Firstly, in a healthy, open competitive environment, you would expect to see a measure of flux in terms of league finishing positions. Each team is attempting to outperform others, to find tactical innovations or smart transfers that allow them to gain an edge over rival teams, so we should expect to see turnover in standings, both across each country’s highest league and also among the very top positions, as teams go through periods of relative success and failure. On the contrary, were success on-the-field to largely be a function of the off-the-field resources available to a club, we might expect to see a greater level of predictability and stability in finishing positions, with less movement and the emergence of some degree of sorting of clubs into tiers of relative performance.

The first two proposed measurements (adapted from measures used within a similar effort to measure levels of competition in commercial markets in Thomas Philippon’s The Great Reversal) try to capture this:

  1. Year-to-year correlation of finishing position. Simply by assessing how much a team’s finishing position in a league table correlates to their position the year before, we can track the extent to which a finishing place one year might be thought to influence that the following year: e.g. if a team finishes 6th, if correlation is higher, they are more likely to finish in a position close to 6th the following year; a lower figure would suggest a greater range of probable outcomes. This measure therefore allows the overall stability of league finishing positions to be tracked. If correlation is increasing, this would be consistent with the claim that money was undermining the unpredictability of league competitions.
  2. Levels of turnover at the top of the league. While the level of flux across an entire league is important, it means little if there is massive fluidity of teams lower in the league, yet the top few places are dominated by a small elite. So we might also look to assess the probability that a team who finish in the top few places dropping away to a lower finishing position at any time over the subsequent three seasons. This can give us an indication of the extent to which positions towards the top of a league become easier for elite clubs to defend. A lower figure here indicates a lower probability of top teams subsequently failing to finish in higher league positions. In discussion of specific leagues I’ll mention calculations based on the percentage of the top two, top four, top six and top ten places, depending upon the size of the league and an assessment of the shape of competition at the top.

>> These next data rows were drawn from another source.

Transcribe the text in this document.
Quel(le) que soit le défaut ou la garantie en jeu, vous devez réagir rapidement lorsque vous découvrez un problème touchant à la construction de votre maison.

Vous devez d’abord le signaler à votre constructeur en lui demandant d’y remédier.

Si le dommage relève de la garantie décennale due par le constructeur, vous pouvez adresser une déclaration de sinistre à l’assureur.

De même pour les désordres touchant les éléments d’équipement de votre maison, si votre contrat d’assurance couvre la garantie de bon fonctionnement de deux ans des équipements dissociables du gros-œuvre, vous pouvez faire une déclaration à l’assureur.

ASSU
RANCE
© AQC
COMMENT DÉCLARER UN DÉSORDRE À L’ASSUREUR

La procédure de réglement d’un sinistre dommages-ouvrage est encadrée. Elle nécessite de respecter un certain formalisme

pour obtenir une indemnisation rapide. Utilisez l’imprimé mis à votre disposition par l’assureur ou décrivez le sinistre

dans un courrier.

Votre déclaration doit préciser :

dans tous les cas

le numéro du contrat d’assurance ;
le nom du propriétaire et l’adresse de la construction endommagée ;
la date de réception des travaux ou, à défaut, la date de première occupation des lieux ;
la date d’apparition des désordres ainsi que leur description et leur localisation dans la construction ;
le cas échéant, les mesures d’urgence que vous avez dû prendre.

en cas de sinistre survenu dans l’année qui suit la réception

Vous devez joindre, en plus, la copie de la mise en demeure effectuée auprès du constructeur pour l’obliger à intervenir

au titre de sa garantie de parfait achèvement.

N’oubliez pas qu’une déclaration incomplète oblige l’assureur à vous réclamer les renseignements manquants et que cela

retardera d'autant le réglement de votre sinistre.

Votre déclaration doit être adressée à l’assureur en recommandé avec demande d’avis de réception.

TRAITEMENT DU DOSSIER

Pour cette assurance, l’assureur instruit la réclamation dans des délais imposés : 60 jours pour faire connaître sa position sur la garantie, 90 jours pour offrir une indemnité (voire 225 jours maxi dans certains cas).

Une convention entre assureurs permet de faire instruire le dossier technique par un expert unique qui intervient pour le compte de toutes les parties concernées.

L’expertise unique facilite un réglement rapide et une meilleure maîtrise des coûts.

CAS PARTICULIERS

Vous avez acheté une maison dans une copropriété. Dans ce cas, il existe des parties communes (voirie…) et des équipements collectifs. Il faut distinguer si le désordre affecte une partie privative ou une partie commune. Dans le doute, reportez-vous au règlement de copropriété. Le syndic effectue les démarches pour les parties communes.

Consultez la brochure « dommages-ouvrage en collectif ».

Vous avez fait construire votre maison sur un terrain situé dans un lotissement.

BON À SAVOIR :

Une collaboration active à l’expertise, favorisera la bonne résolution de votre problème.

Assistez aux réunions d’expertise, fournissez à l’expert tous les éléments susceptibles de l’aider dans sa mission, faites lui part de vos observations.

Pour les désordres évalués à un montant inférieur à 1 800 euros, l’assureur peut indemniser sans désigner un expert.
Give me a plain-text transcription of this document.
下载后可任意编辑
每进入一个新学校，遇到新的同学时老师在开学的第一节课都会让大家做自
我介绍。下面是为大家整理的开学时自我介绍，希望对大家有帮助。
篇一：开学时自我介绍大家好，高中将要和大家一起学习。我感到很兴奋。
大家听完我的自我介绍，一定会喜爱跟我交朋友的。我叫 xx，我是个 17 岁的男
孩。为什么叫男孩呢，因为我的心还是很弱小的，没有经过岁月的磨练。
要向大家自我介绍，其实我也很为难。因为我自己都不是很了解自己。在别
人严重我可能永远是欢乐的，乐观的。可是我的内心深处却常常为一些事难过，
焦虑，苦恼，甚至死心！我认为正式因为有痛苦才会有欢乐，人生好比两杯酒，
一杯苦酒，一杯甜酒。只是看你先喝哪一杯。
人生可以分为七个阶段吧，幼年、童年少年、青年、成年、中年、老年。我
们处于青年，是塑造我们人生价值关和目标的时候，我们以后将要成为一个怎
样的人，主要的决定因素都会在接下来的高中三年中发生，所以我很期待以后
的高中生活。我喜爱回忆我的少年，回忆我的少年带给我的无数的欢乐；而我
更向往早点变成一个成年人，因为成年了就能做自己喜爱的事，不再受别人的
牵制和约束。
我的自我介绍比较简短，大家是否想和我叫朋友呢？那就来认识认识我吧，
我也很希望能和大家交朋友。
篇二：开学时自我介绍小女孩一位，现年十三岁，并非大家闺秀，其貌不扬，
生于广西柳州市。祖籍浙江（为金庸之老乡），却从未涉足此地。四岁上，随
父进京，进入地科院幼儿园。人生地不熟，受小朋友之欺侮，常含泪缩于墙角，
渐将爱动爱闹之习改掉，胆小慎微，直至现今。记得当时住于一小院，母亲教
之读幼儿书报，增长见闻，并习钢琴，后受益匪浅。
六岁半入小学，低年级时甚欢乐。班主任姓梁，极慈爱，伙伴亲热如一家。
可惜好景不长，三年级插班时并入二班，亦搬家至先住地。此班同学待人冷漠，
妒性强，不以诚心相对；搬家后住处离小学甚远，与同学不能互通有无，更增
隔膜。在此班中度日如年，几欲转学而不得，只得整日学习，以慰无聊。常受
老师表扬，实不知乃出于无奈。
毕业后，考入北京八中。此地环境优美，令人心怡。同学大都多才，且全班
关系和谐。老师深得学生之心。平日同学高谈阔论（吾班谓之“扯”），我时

Yet, as well as assessing the levels of fluidity in leagues as a whole, another key consideration is the scale of dominance exercised by the clubs at the very top. Is the gap between league champions and the also-rans wider than it was in the past? Two further simple measurements can capture this:

  1. Points-per-game of champions. If there is a greater gap between the elite and the rest, you would expect elite clubs would record more victories and fewer defeats than champions of the past, which would result in higher points totals. (To allow for comparison, points have been calculated based on league records on the basis of three points per win, applying this even to leagues that were played under a two points per win rule. In a future post, I will consider whether the shift to three points for a win led to a different mindset and approach, which could therefore impact upon the figures used here.)
  2. Average goal difference per game. Similar to the above, increases in the gap at the top would be likely to register in greater margins of victory and avoidance of anything but narrow defeats.

An increase in either of these measures over time would be evidence of a greater gap between teams at the top and the remainder of their respective leagues.

Armed with these four measurements, the next few posts will track trends in competition across some of Europe’s top leagues.